After making the Visitor's Loop and having lunch, I put on my 400mm lens and walked the trail to the Overlook, pausing along the way in search of photographic opportunities, especially in a small pond where a Pied-billed Grebe played elusive in the cattails. That little diver amazes me the way it can softly sink beneath the surface and then sneak up for a quick breath with only its head showing for a second like some kind of snake. Their silent winter slinking does not reveal the loud, loon-like roar they emit at spring mating.
The elevated Overlook platform allows you to look our over a canal and into some select marsh with tules and cattails, and sometimes the water is blanketed with a white cover of Snow Geese. On that day, however, the geese were away, but there were plenty of dabbler ducks, including three species of male teals all together - Green-winged Teal, Cinnamon Teal, and Blue-winged Teal.
My waterfowl watching was interrupted by a splash in the canal, and much to my surprise a Pied-billed Grebe emerged holding a giant crayfish in its tiny beak! What a mouthful! What a viewpoint! The drama had popped out of stillness only a few feet below my vantage point.
The crayfish had immense red claws and seemed to be almost half the size of the small grebe, but there was some kind of determination in both participants - the grebe in dismantling the catch, and the crayfish in defending its life. The crayfish actually clamped down on the grebe's neck, but with a lot of shaking, the claw was disengaged, promptly to be snatched and twisted off the brittle arthropod. They both went under, and then reemerged, and both claws were removed.

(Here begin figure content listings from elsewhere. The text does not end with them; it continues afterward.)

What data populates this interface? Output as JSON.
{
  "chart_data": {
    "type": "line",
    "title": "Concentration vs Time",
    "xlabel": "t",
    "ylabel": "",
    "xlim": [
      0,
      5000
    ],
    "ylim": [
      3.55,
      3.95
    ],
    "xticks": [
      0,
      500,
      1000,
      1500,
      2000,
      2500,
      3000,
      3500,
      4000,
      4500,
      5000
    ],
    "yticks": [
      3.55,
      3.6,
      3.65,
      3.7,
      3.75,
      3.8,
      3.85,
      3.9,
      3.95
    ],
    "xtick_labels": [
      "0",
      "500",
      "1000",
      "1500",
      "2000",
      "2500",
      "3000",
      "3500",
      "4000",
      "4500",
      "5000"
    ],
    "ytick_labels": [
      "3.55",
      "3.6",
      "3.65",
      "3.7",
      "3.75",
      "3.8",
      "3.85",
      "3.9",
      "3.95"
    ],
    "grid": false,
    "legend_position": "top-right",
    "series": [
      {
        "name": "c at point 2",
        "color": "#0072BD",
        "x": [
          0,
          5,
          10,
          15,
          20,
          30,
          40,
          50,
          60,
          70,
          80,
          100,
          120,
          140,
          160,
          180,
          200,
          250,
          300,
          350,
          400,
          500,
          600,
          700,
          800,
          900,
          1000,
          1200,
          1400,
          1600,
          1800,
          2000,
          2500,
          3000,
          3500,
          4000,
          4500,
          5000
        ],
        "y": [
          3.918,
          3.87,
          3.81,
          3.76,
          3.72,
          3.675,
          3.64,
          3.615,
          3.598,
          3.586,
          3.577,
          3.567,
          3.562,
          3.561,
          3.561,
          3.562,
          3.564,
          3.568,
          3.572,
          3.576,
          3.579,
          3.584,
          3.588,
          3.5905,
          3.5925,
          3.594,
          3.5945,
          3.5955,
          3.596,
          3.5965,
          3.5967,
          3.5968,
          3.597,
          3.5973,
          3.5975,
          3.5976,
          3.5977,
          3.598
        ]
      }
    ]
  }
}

I grabbed my tripod with camera and eased in for the shot of the year, but the grebe noticed my presence and dove, emerging some yards down stream, but still retaining the crayfish. At least, I got a record shot.
What now? Surely that diminutive diver would not try and swallow that hard-shelled, over-sized crawdaddy. But there was some juggling around with that deft bill, and much to my surprise, it was positioning for a down-the-gullet slide. Up went the load that seemed twice as big as the grebe's neck, and down went the crawfish, tail-first, legs and antennae all over the place!! At first, I thought it wouldn't make it, poised halfway down - the grebe paused as if to gather neck-strength, but, finally, a mighty gulp and a noticeable knot rippled right out of sight into an over-stuffed stomach.
For a moment, the grebe seemed shocked with a dazed look in its eyes, and maybe surprised at its own accomplishment as it ruffled its feathers. Under it went again, and I thought surely not another crayfish. After awhile, I saw the grebe resting in a patch of water-fern five hundred yards upstream. It had swum underwater, through a fallen tree tangle, to reach that quiet place as if disgusted at my intrusion into its private meal, and, somehow, it was proceeding to digest that catch. That was a mouthful ... and a stomach full.
It isn't often that you catch nature in action and actually see some of their intimate activities. I had to go all the way to the Florida Everglades to see another mouthful - a snaky-necked Anhinga bird spearing a pound-sized pan-fish, tossing it off the beak into the air, and catching it - and swallowing - all in one motion. I fully recorded that episode from the boardwalk with my 400mm, catching the unbelievable in action for future reference.
Since I am limited in swallowing large bites - almost choking to death once on a Tylenol pill - I am doubly amazed at the swallowing abilities of some animals. I have seen pelicans load a tremendous amount of fish in their pouch, and then gulp the whole business down without any sign of choking. Cormorants, herons, and gulls can do that too. Since they don't have hands or knives, they depend on beak maneuverability and neck flexibility to consume the protein they need.
I once observed a Black-crowned Night-Heron trying to swallow a two-foot garter snake, and it was another battle. The snake actually had wrapped itself around the bird's neck, but finally the right end slipped down the passageway of no return, and the thrashing bulge disappeared.
Watching a snake swallowing an over-sized rodent is also a revealing moment. After a king snake compresses its victim, there is a mouth-stretching procedure, and the entire parcel glides into the body, becoming a lump in what looks like a tumorous reptile.
If anything separates mankind from the rest of the animal kingdom, it is the presence of hands, also crudely seen in the monkey kingdom, appendages enabling the omnivore to tear its prey into more reasonable bite-sized portions. Even though we don't have wings, or a cleverly designed beak, be thankful for hands!